Tra passato e presente e ricostruzioni subite costituisce importante edificio di culto l’ottocentesca chiesa madre dedicata a San Nicola di Bari ove è custodita una  pregiata scultura lignea raffigurante la Madonna col Bambino.

Il tempio risale al XII secolo ma venne quasi completamente distrutto dal terremoto del 1857. La sua ricostruzione ebbe inzio nei primi anni del ‘900  secondo un progetto ideato sullo schema della chiesa del Convento di Santa Maria di Orsoleo, a Sant’Arcangelo, non molto distate e ben visibile da Roccanova.

Nella chiesa madre di Roccanova si trova anche un gruppo ligneo raffigurante l’Annunciazione dell’Angelo Gabriele alla Madonna (1707), opera dello scultore Patalano che si sarebbe ispirato al rilievo conservato all’interno della chiesa della Santissima Annunziata a Firenze.

Adiacente alla Chiesa si erge un magnifico campanile di proprietà comunale. Fino al 1920 esisteva solo un tronco del campanile poggiato sulle mura perimetrali della chiesa. Grazie alla costituzione di un comitato cittadino,  su progetto dell’artigiano-muratore  Rocco Alaggio, il campanile venne completato a somiglianza di quello di Santa Maria di Orsoleo che da Roccanova è ben visibile.

Piccola ma molto caratteristica è la chiesa di Santa Maria delle Grazie (XV sec.), che si può ammirare nel rione Greci  nel centro storico di Roccanova.
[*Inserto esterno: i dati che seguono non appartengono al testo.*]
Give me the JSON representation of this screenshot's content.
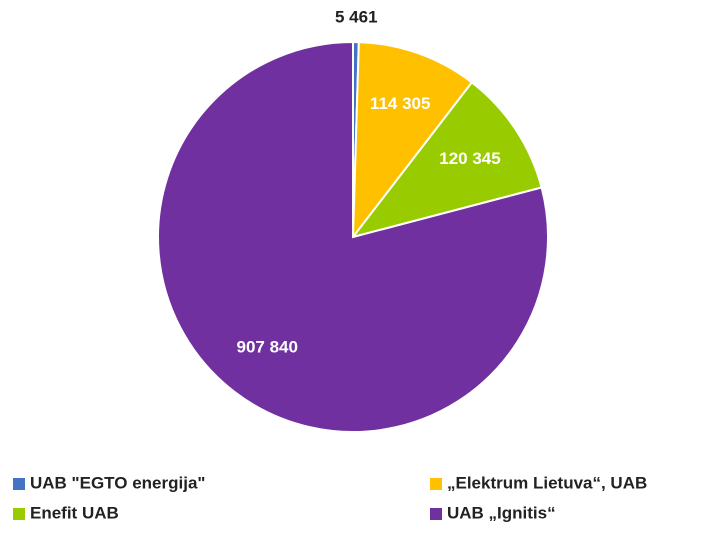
{
  "chart_data": {
    "type": "pie",
    "categories": [
      "UAB \"EGTO energija\"",
      "„Elektrum Lietuva“, UAB",
      "Enefit UAB",
      "UAB „Ignitis“"
    ],
    "values": [
      5461,
      114305,
      120345,
      907840
    ],
    "value_labels": [
      "5 461",
      "114 305",
      "120 345",
      "907 840"
    ],
    "colors": [
      "#4472c4",
      "#ffc000",
      "#99cc00",
      "#7030a0"
    ],
    "legend": "bottom"
  }
}
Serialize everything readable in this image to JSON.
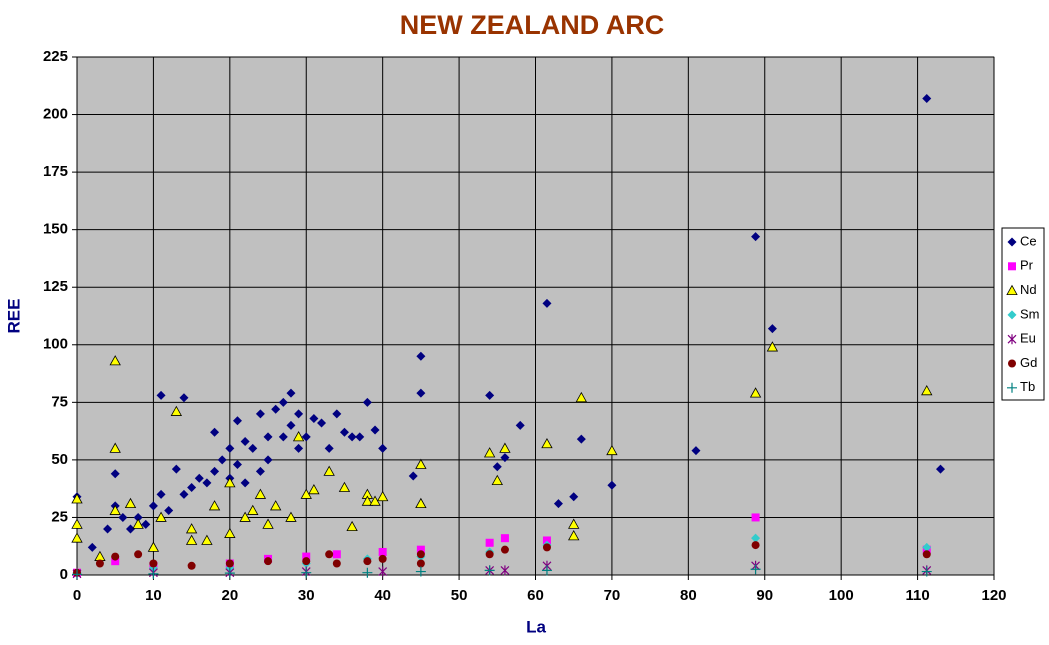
{
  "chart_data": {
    "type": "scatter",
    "title": "NEW ZEALAND ARC",
    "x_label": "La",
    "y_label": "REE",
    "xlim": [
      0,
      120
    ],
    "xticks": [
      0,
      10,
      20,
      30,
      40,
      50,
      60,
      70,
      80,
      90,
      100,
      110,
      120
    ],
    "ylim": [
      0,
      225
    ],
    "yticks": [
      0,
      25,
      50,
      75,
      100,
      125,
      150,
      175,
      200,
      225
    ],
    "grid": true,
    "legend": "right",
    "series": [
      {
        "name": "Ce",
        "color": "#000080",
        "marker": "diamond",
        "x": [
          0,
          2,
          4,
          5,
          5,
          6,
          7,
          8,
          9,
          10,
          11,
          11,
          12,
          13,
          14,
          14,
          15,
          16,
          17,
          18,
          18,
          19,
          20,
          20,
          21,
          21,
          22,
          23,
          24,
          25,
          26,
          27,
          28,
          28,
          29,
          30,
          31,
          32,
          33,
          34,
          35,
          36,
          37,
          38,
          39,
          40,
          44,
          45,
          45,
          54,
          55,
          56,
          58,
          61.5,
          63,
          65,
          66,
          70,
          81,
          88.8,
          91,
          111.2,
          113,
          25,
          24,
          22,
          27,
          29
        ],
        "values": [
          34,
          12,
          20,
          44,
          30,
          25,
          20,
          25,
          22,
          30,
          78,
          35,
          28,
          46,
          77,
          35,
          38,
          42,
          40,
          45,
          62,
          50,
          42,
          55,
          67,
          48,
          58,
          55,
          70,
          60,
          72,
          75,
          79,
          65,
          70,
          60,
          68,
          66,
          55,
          70,
          62,
          60,
          60,
          75,
          63,
          55,
          43,
          95,
          79,
          78,
          47,
          51,
          65,
          118,
          31,
          34,
          59,
          39,
          54,
          147,
          107,
          207,
          46,
          50,
          45,
          40,
          60,
          55
        ]
      },
      {
        "name": "Pr",
        "color": "#ff00ff",
        "marker": "square",
        "x": [
          0,
          5,
          10,
          20,
          25,
          30,
          34,
          40,
          45,
          54,
          56,
          61.5,
          88.8,
          111.2
        ],
        "values": [
          1,
          6,
          4,
          5,
          7,
          8,
          9,
          10,
          11,
          14,
          16,
          15,
          25,
          11
        ]
      },
      {
        "name": "Nd",
        "color": "#ffff00",
        "marker": "triangle",
        "x": [
          0,
          0,
          0,
          5,
          5,
          5,
          7,
          8,
          13,
          11,
          15,
          18,
          20,
          22,
          24,
          26,
          28,
          29,
          30,
          31,
          33,
          35,
          36,
          38,
          38,
          39,
          40,
          45,
          45,
          54,
          55,
          56,
          61.5,
          65,
          65,
          66,
          70,
          88.8,
          91,
          111.2,
          10,
          15,
          20,
          25,
          3,
          17,
          23
        ],
        "values": [
          33,
          22,
          16,
          93,
          55,
          28,
          31,
          22,
          71,
          25,
          20,
          30,
          40,
          25,
          35,
          30,
          25,
          60,
          35,
          37,
          45,
          38,
          21,
          35,
          32,
          32,
          34,
          48,
          31,
          53,
          41,
          55,
          57,
          22,
          17,
          77,
          54,
          79,
          99,
          80,
          12,
          15,
          18,
          22,
          8,
          15,
          28
        ]
      },
      {
        "name": "Sm",
        "color": "#33cccc",
        "marker": "diamond",
        "x": [
          0,
          10,
          20,
          30,
          38,
          45,
          54,
          61.5,
          88.8,
          111.2
        ],
        "values": [
          1,
          3,
          3,
          5,
          7,
          8,
          10,
          13,
          16,
          12
        ]
      },
      {
        "name": "Eu",
        "color": "#800080",
        "marker": "asterisk",
        "x": [
          0,
          10,
          20,
          30,
          40,
          54,
          56,
          61.5,
          88.8,
          111.2
        ],
        "values": [
          0.5,
          1,
          1,
          1.5,
          1.5,
          2,
          2,
          4,
          4,
          2
        ]
      },
      {
        "name": "Gd",
        "color": "#800000",
        "marker": "circle",
        "x": [
          0,
          3,
          5,
          8,
          10,
          15,
          20,
          25,
          30,
          33,
          34,
          38,
          40,
          45,
          45,
          54,
          56,
          61.5,
          88.8,
          111.2
        ],
        "values": [
          1,
          5,
          8,
          9,
          5,
          4,
          5,
          6,
          6,
          9,
          5,
          6,
          7,
          9,
          5,
          9,
          11,
          12,
          13,
          9
        ]
      },
      {
        "name": "Tb",
        "color": "#008080",
        "marker": "plus",
        "x": [
          0,
          10,
          20,
          30,
          38,
          45,
          54,
          61.5,
          88.8,
          111.2
        ],
        "values": [
          0.3,
          0.5,
          0.8,
          1,
          1,
          1.5,
          2,
          2,
          2.5,
          1.5
        ]
      }
    ]
  }
}
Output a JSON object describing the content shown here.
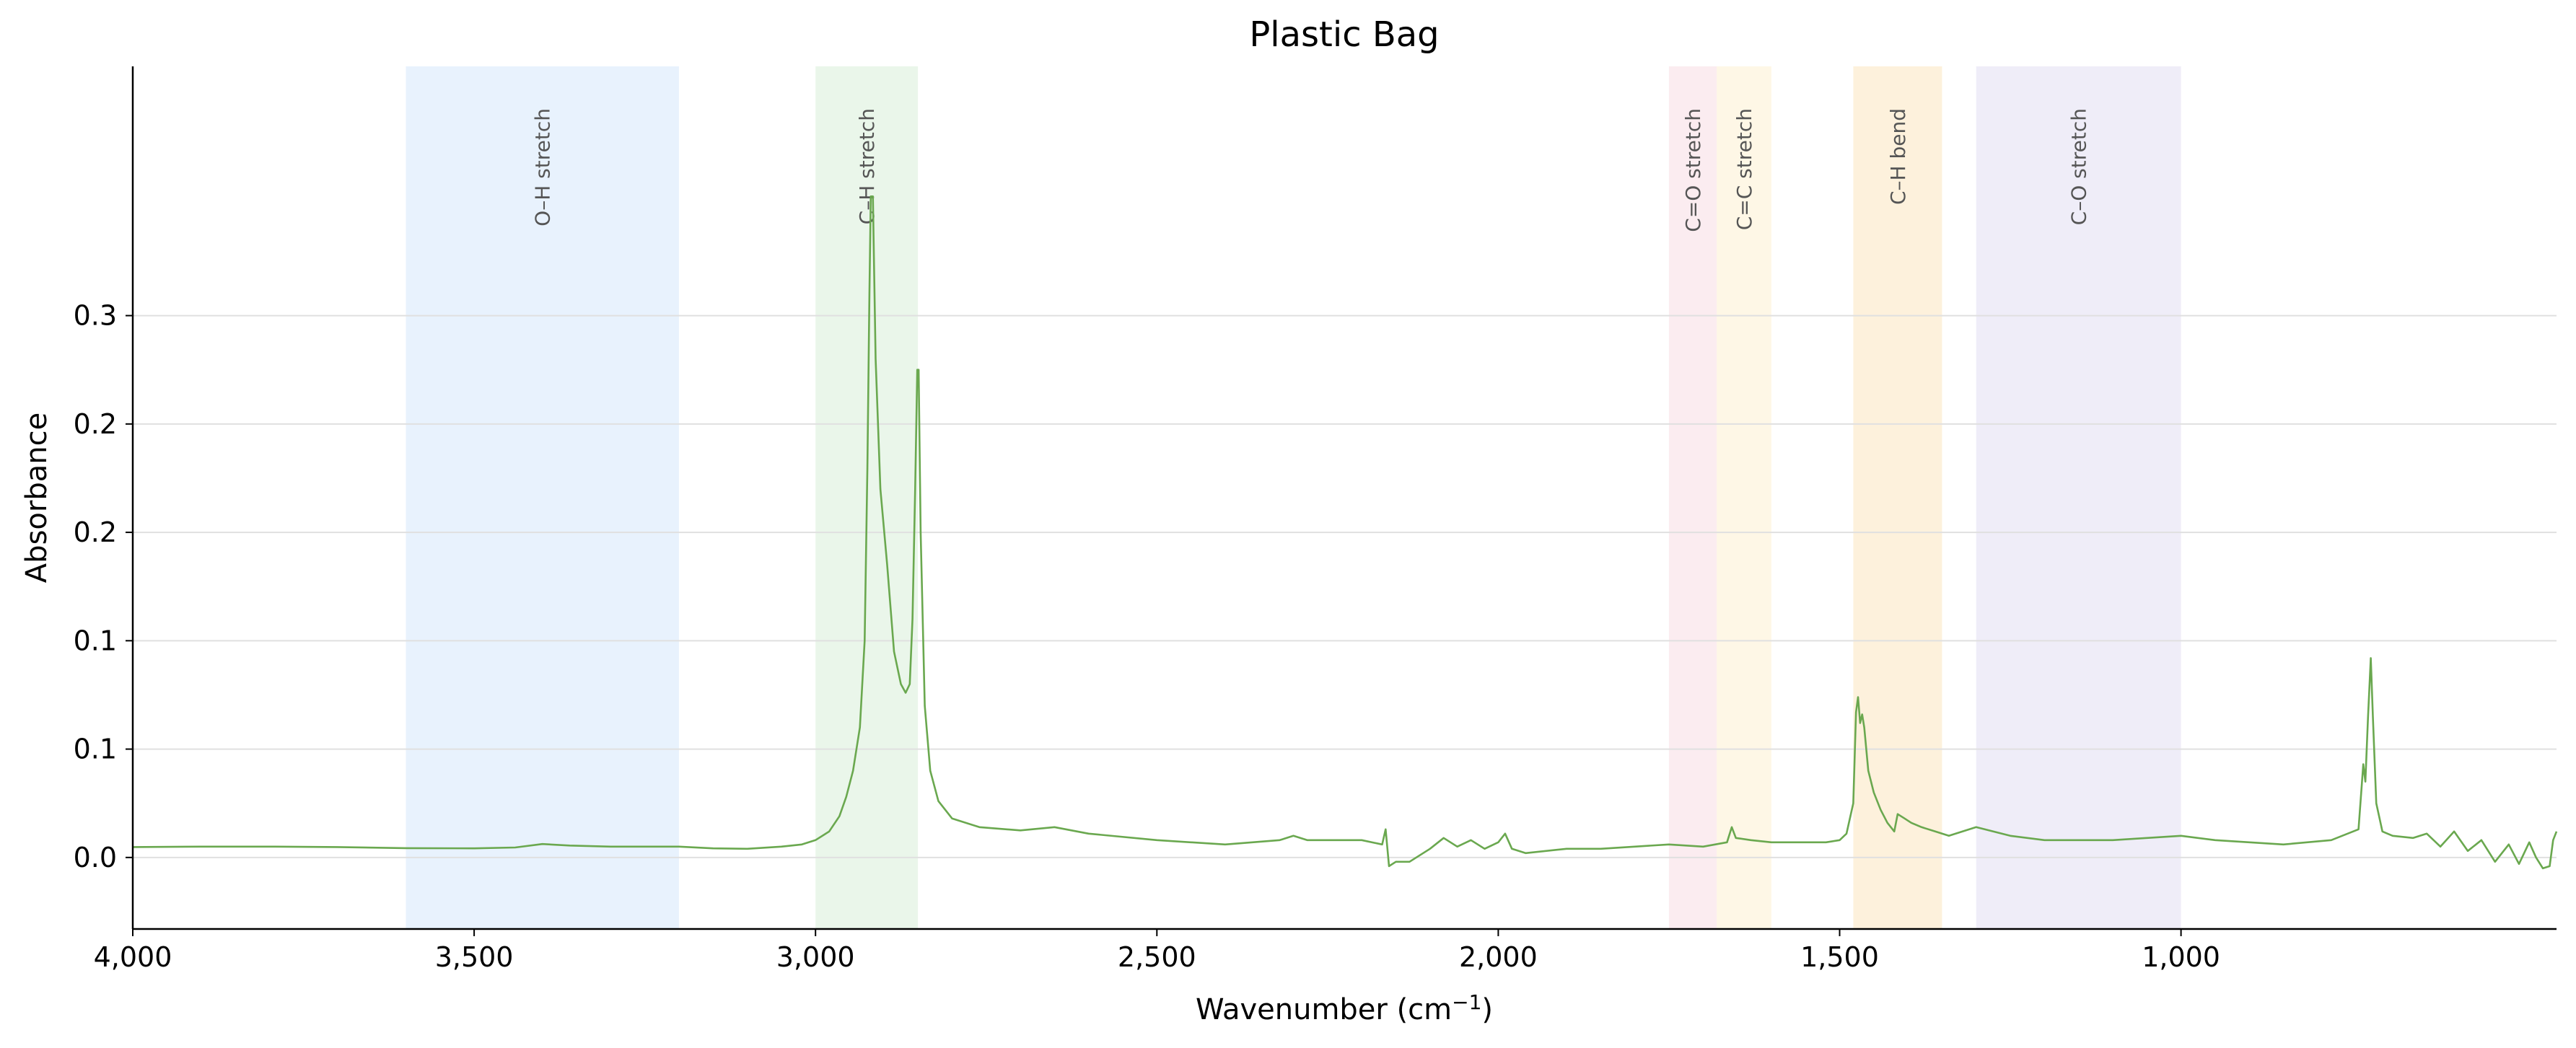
{
  "chart_data": {
    "type": "line",
    "title": "Plastic Bag",
    "xlabel": "Wavenumber (cm",
    "xlabel_sup": "−1",
    "xlabel_close": ")",
    "ylabel": "Absorbance",
    "xlim": [
      4000,
      450
    ],
    "ylim": [
      -0.033,
      0.365
    ],
    "x_reversed": true,
    "grid": "horizontal",
    "legend": "none",
    "x_ticks": [
      {
        "value": 4000,
        "label": "4,000"
      },
      {
        "value": 3500,
        "label": "3,500"
      },
      {
        "value": 3000,
        "label": "3,000"
      },
      {
        "value": 2500,
        "label": "2,500"
      },
      {
        "value": 2000,
        "label": "2,000"
      },
      {
        "value": 1500,
        "label": "1,500"
      },
      {
        "value": 1000,
        "label": "1,000"
      }
    ],
    "y_ticks": [
      {
        "value": 0.0,
        "label": "0.0"
      },
      {
        "value": 0.05,
        "label": "0.1"
      },
      {
        "value": 0.1,
        "label": "0.1"
      },
      {
        "value": 0.15,
        "label": "0.2"
      },
      {
        "value": 0.2,
        "label": "0.2"
      },
      {
        "value": 0.25,
        "label": "0.3"
      }
    ],
    "bands": [
      {
        "label": "O–H stretch",
        "from": 3600,
        "to": 3200,
        "color": "#d6e8fb"
      },
      {
        "label": "C–H stretch",
        "from": 3000,
        "to": 2850,
        "color": "#d8eed8"
      },
      {
        "label": "C=O stretch",
        "from": 1750,
        "to": 1680,
        "color": "#f8dde3"
      },
      {
        "label": "C=C stretch",
        "from": 1680,
        "to": 1600,
        "color": "#fdf0d2"
      },
      {
        "label": "C–H bend",
        "from": 1480,
        "to": 1350,
        "color": "#fbe6c0"
      },
      {
        "label": "C–O stretch",
        "from": 1300,
        "to": 1000,
        "color": "#e2dff2"
      }
    ],
    "series": [
      {
        "color": "#6aa84f",
        "points": [
          [
            4000,
            0.0048
          ],
          [
            3900,
            0.005
          ],
          [
            3800,
            0.005
          ],
          [
            3700,
            0.0048
          ],
          [
            3600,
            0.0043
          ],
          [
            3500,
            0.0042
          ],
          [
            3440,
            0.0046
          ],
          [
            3400,
            0.0062
          ],
          [
            3360,
            0.0055
          ],
          [
            3300,
            0.005
          ],
          [
            3200,
            0.005
          ],
          [
            3150,
            0.0042
          ],
          [
            3100,
            0.004
          ],
          [
            3050,
            0.005
          ],
          [
            3020,
            0.006
          ],
          [
            3000,
            0.008
          ],
          [
            2980,
            0.012
          ],
          [
            2965,
            0.019
          ],
          [
            2955,
            0.028
          ],
          [
            2945,
            0.04
          ],
          [
            2935,
            0.06
          ],
          [
            2928,
            0.1
          ],
          [
            2924,
            0.18
          ],
          [
            2921,
            0.26
          ],
          [
            2919,
            0.305
          ],
          [
            2916,
            0.305
          ],
          [
            2912,
            0.23
          ],
          [
            2905,
            0.17
          ],
          [
            2895,
            0.135
          ],
          [
            2885,
            0.095
          ],
          [
            2875,
            0.08
          ],
          [
            2868,
            0.076
          ],
          [
            2862,
            0.08
          ],
          [
            2858,
            0.11
          ],
          [
            2854,
            0.17
          ],
          [
            2851,
            0.225
          ],
          [
            2849,
            0.225
          ],
          [
            2846,
            0.15
          ],
          [
            2840,
            0.07
          ],
          [
            2832,
            0.04
          ],
          [
            2820,
            0.026
          ],
          [
            2800,
            0.018
          ],
          [
            2760,
            0.014
          ],
          [
            2700,
            0.0125
          ],
          [
            2650,
            0.014
          ],
          [
            2600,
            0.011
          ],
          [
            2500,
            0.008
          ],
          [
            2400,
            0.006
          ],
          [
            2320,
            0.008
          ],
          [
            2300,
            0.01
          ],
          [
            2280,
            0.008
          ],
          [
            2200,
            0.008
          ],
          [
            2170,
            0.006
          ],
          [
            2165,
            0.013
          ],
          [
            2160,
            -0.004
          ],
          [
            2150,
            -0.002
          ],
          [
            2130,
            -0.002
          ],
          [
            2100,
            0.004
          ],
          [
            2080,
            0.009
          ],
          [
            2060,
            0.005
          ],
          [
            2040,
            0.008
          ],
          [
            2020,
            0.004
          ],
          [
            2000,
            0.007
          ],
          [
            1990,
            0.011
          ],
          [
            1980,
            0.004
          ],
          [
            1960,
            0.002
          ],
          [
            1900,
            0.004
          ],
          [
            1850,
            0.004
          ],
          [
            1800,
            0.005
          ],
          [
            1750,
            0.006
          ],
          [
            1700,
            0.005
          ],
          [
            1665,
            0.007
          ],
          [
            1658,
            0.014
          ],
          [
            1652,
            0.009
          ],
          [
            1630,
            0.008
          ],
          [
            1600,
            0.007
          ],
          [
            1560,
            0.007
          ],
          [
            1520,
            0.007
          ],
          [
            1500,
            0.008
          ],
          [
            1490,
            0.011
          ],
          [
            1480,
            0.025
          ],
          [
            1476,
            0.067
          ],
          [
            1473,
            0.074
          ],
          [
            1470,
            0.062
          ],
          [
            1467,
            0.066
          ],
          [
            1464,
            0.06
          ],
          [
            1458,
            0.04
          ],
          [
            1450,
            0.03
          ],
          [
            1440,
            0.022
          ],
          [
            1430,
            0.016
          ],
          [
            1420,
            0.012
          ],
          [
            1415,
            0.02
          ],
          [
            1405,
            0.018
          ],
          [
            1395,
            0.016
          ],
          [
            1380,
            0.014
          ],
          [
            1360,
            0.012
          ],
          [
            1340,
            0.01
          ],
          [
            1300,
            0.014
          ],
          [
            1250,
            0.01
          ],
          [
            1200,
            0.008
          ],
          [
            1100,
            0.008
          ],
          [
            1000,
            0.01
          ],
          [
            950,
            0.008
          ],
          [
            900,
            0.007
          ],
          [
            850,
            0.006
          ],
          [
            780,
            0.008
          ],
          [
            740,
            0.013
          ],
          [
            733,
            0.043
          ],
          [
            730,
            0.035
          ],
          [
            726,
            0.065
          ],
          [
            722,
            0.092
          ],
          [
            719,
            0.065
          ],
          [
            714,
            0.025
          ],
          [
            705,
            0.012
          ],
          [
            690,
            0.01
          ],
          [
            660,
            0.009
          ],
          [
            640,
            0.011
          ],
          [
            620,
            0.005
          ],
          [
            600,
            0.012
          ],
          [
            580,
            0.003
          ],
          [
            560,
            0.008
          ],
          [
            540,
            -0.002
          ],
          [
            520,
            0.006
          ],
          [
            505,
            -0.003
          ],
          [
            490,
            0.007
          ],
          [
            480,
            0.0
          ],
          [
            470,
            -0.005
          ],
          [
            460,
            -0.004
          ],
          [
            455,
            0.008
          ],
          [
            450,
            0.012
          ]
        ]
      }
    ]
  }
}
In essa è conservata la statua della Madonna delle Grazie, di stile rinascimentale,  trasportata in processione dai fedeli ogni 15 Agosto in occasione della festa della Santissima Assunta.

Importante è anche la chiesa di San Rocco, santo protettore di Roccanova, che si erge nel corso principale del Paese (C.so S.Rocco).

Pare che a dare inizio alla costruzione, alla fine del 1700, sia stato un comitato cittadino formato dalle persone più facoltose con in testa il Sindaco. All’interno della cappella, oltre alla statua del Santo protettore San Rocco, si trovano altre statue tra cui quella lignea di San Nilo e la scultura, di ignoto intagliatore lucano, raffigurante una Madonna col Bambino in trono, detta “Madonna dell’Acqua”, risalente al tardo XIV secolo e rinvenuta in contrada “Cardia”.

Sull’altura delle “Serre”, a 884 metri sul livello del mare, è la chiesetta-santuario della Madonna della Castellana, meglio conosciuta come Madonna delle Serre, che si festeggia il 12 e 13 settembre.

Una statua a somiglianza della Madonna della Castellana, miracolosa guaritrice che si venera nella omonima cittadina pugliese, venne importata a Roccanova per alienare il morbo della peste che tra il XVII e XVIII secolo aveva contagiato questo abitato.

Ricordiamo anche quella che un tempo, nella piazza del paese, era la chiesa della Santissima Annunziata.

Oggi al suo posto si trova il Municipio.